Earlier, market analysts had predicted that prolonged tensions in the Middle East would deepen a global crude shortage, as supply available to the market fell far short of demand. With supply disruptions pushing international oil prices to around $100 per barrel, many forecasts expected prices to remain elevated throughout the second half.
Such expectations fueled optimism for record earnings among South Korea’s refiners. Some brokerages projected that SK Innovation, backed by overseas natural gas production assets, could post operating profit of 5.39 trillion won this year, up from 448.7 billion won a year earlier.
S-Oil, which has maintained full refinery utilization, was also forecast to generate operating profit of 3.21 trillion won, compared with 235.6 billion won last year. Expectations had been widespread that all four major refiners — including GS Caltex and HD Hyundai Oilbank — would continue posting strong results through the second half on the back of high crude prices.
However, if the Strait of Hormuz reopens in June, the outlook could change dramatically. As crude supply constraints ease and oil prices stabilize, refining margins are likely to weaken. More critically, inventory valuation gains that boosted earnings during the high-price environment in the first half could turn into large inventory losses if oil prices decline later this year.
As a result, expectations for listed refiners such as SK Innovation and S-Oil — which had benefited from market bets on prolonged supply shortages — may cool rapidly, potentially slowing earnings momentum and corporate value re-rating.
Experts say the timing of the Strait of Hormuz normalization will be critical in determining the direction of the global energy market in the second half.

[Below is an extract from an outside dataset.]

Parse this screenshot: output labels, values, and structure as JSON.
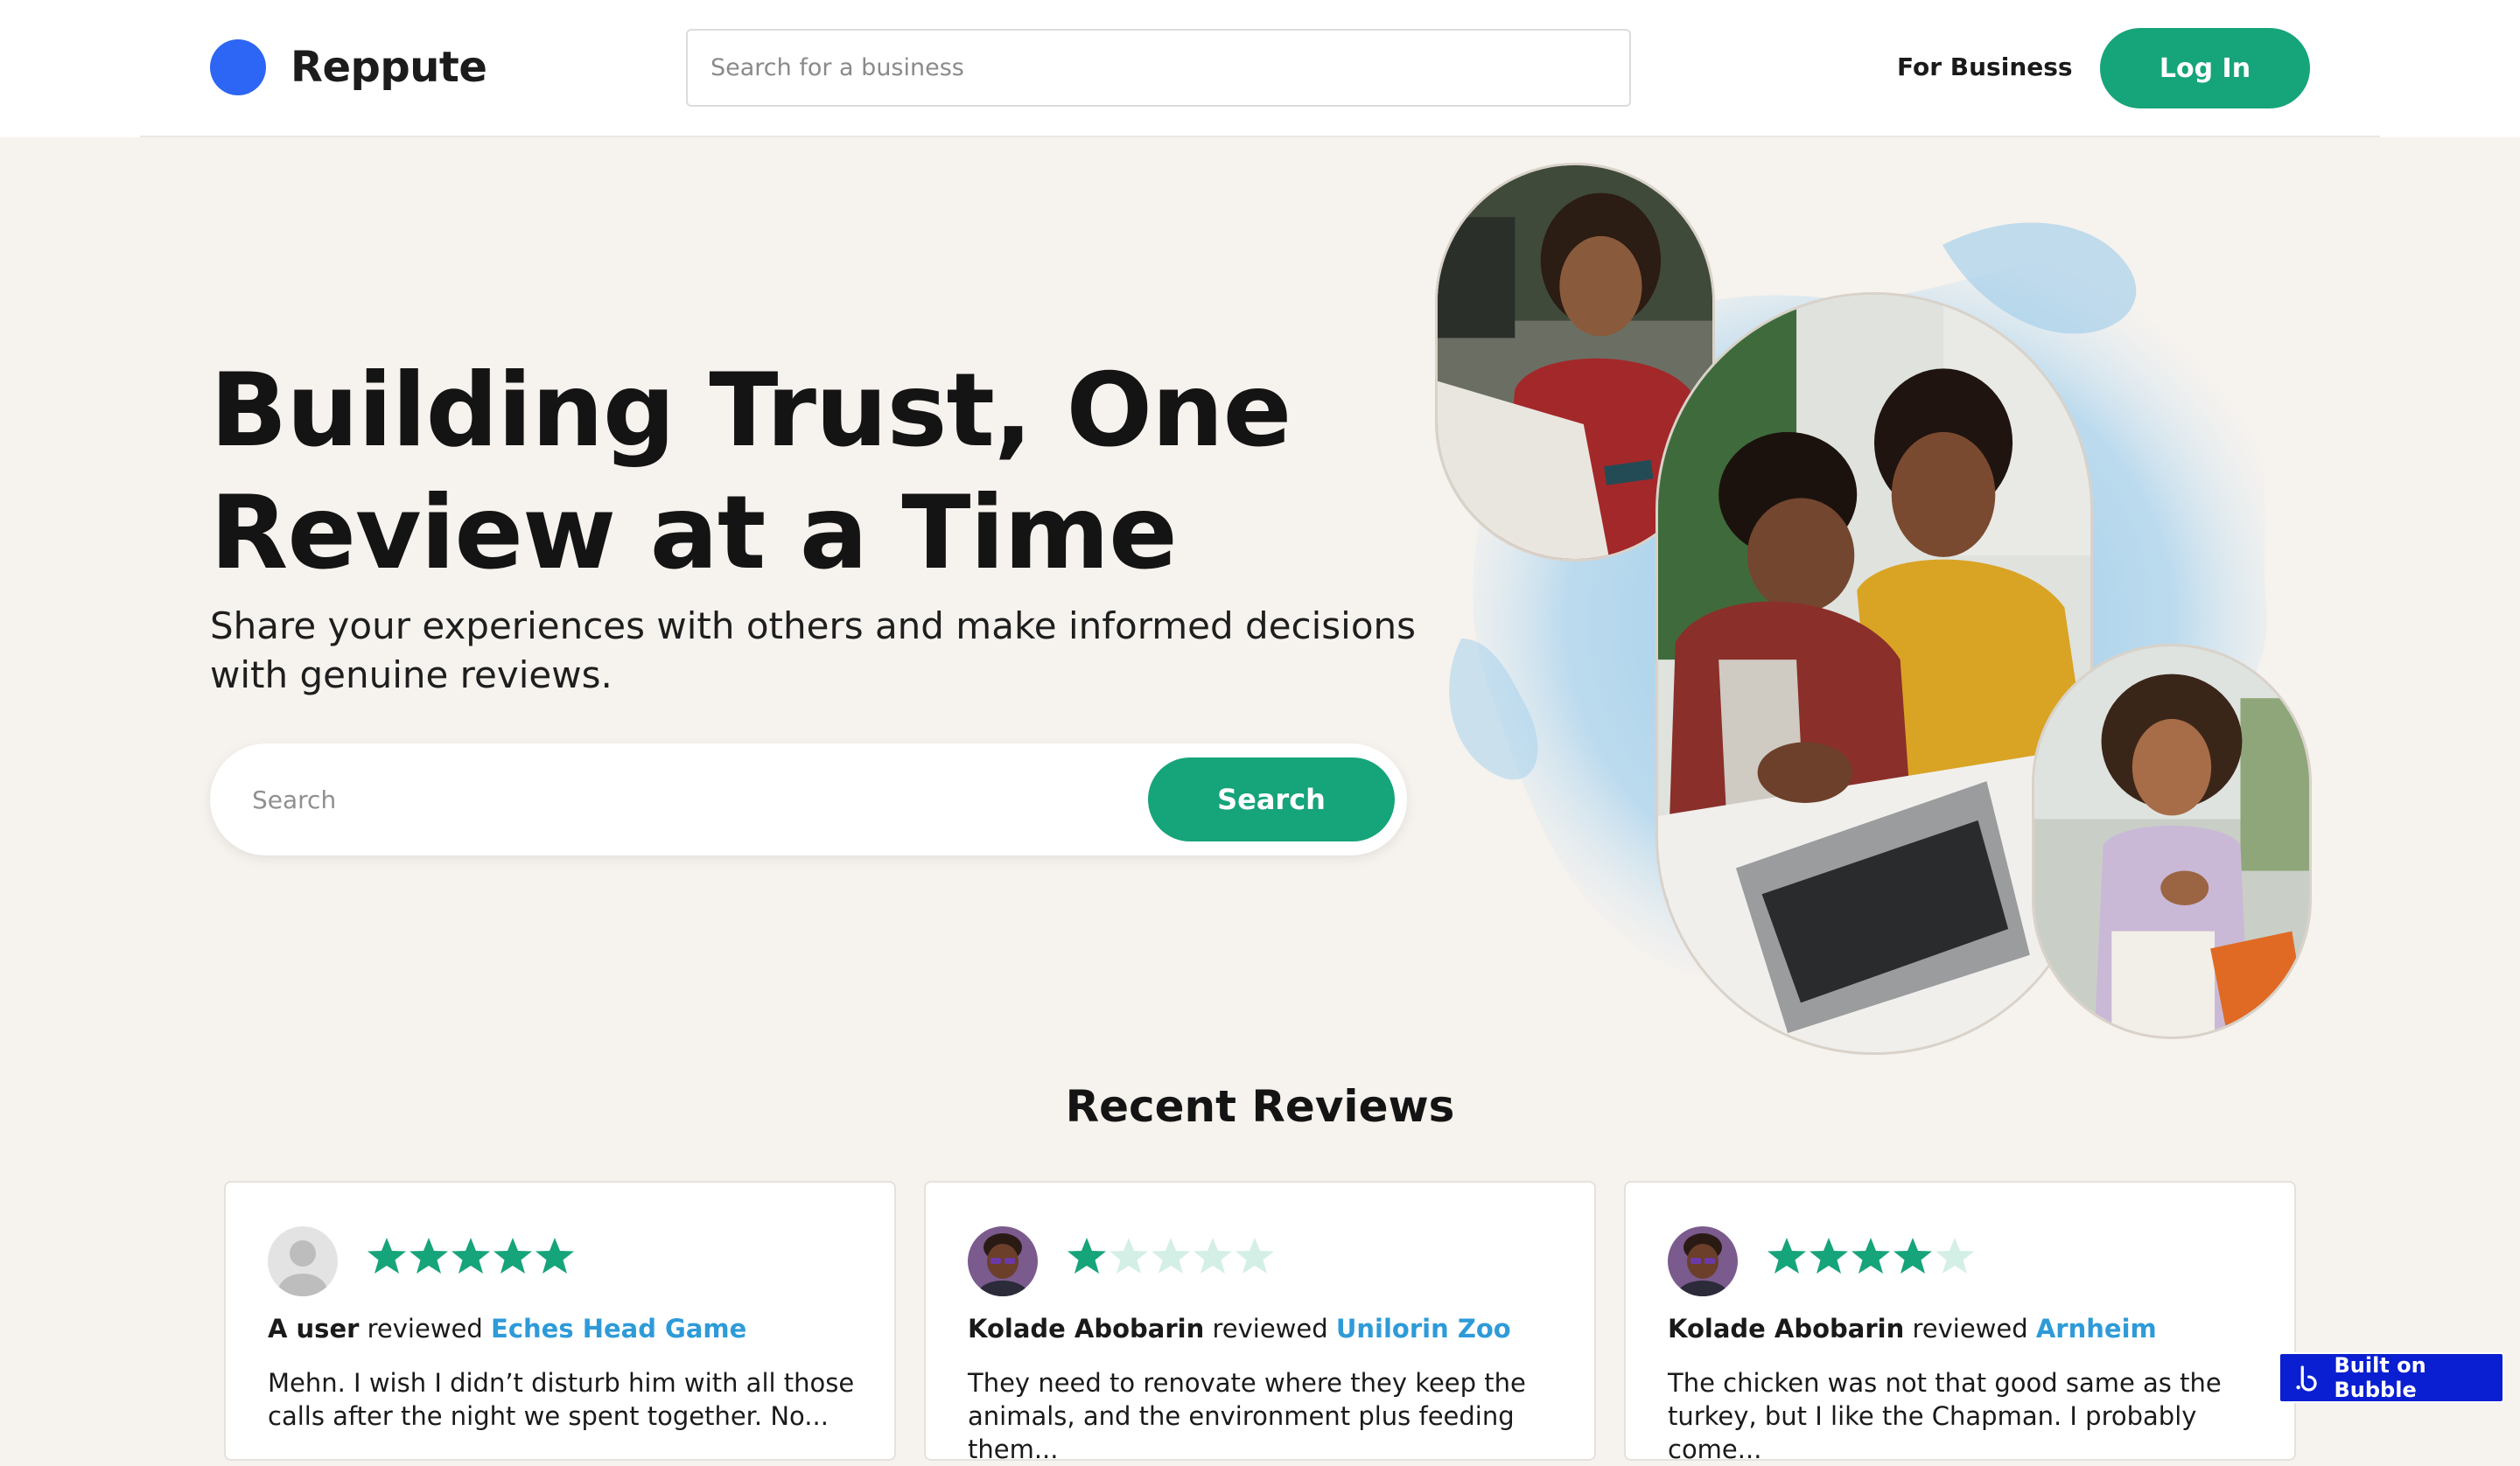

Jang Tae-hoon, associate research fellow at the Korea Energy Economics Institute, said, “If the Strait of Hormuz reopens within June, the fundamental supply-demand imbalance will be resolved and oil prices are likely to stabilize quickly.”
“However, if the situation continues into August and inventory shortages emerge, panic buying could surge not only from consumers but also from governments seeking to secure strategic reserves, potentially keeping oil prices elevated through the end of the year,” he added.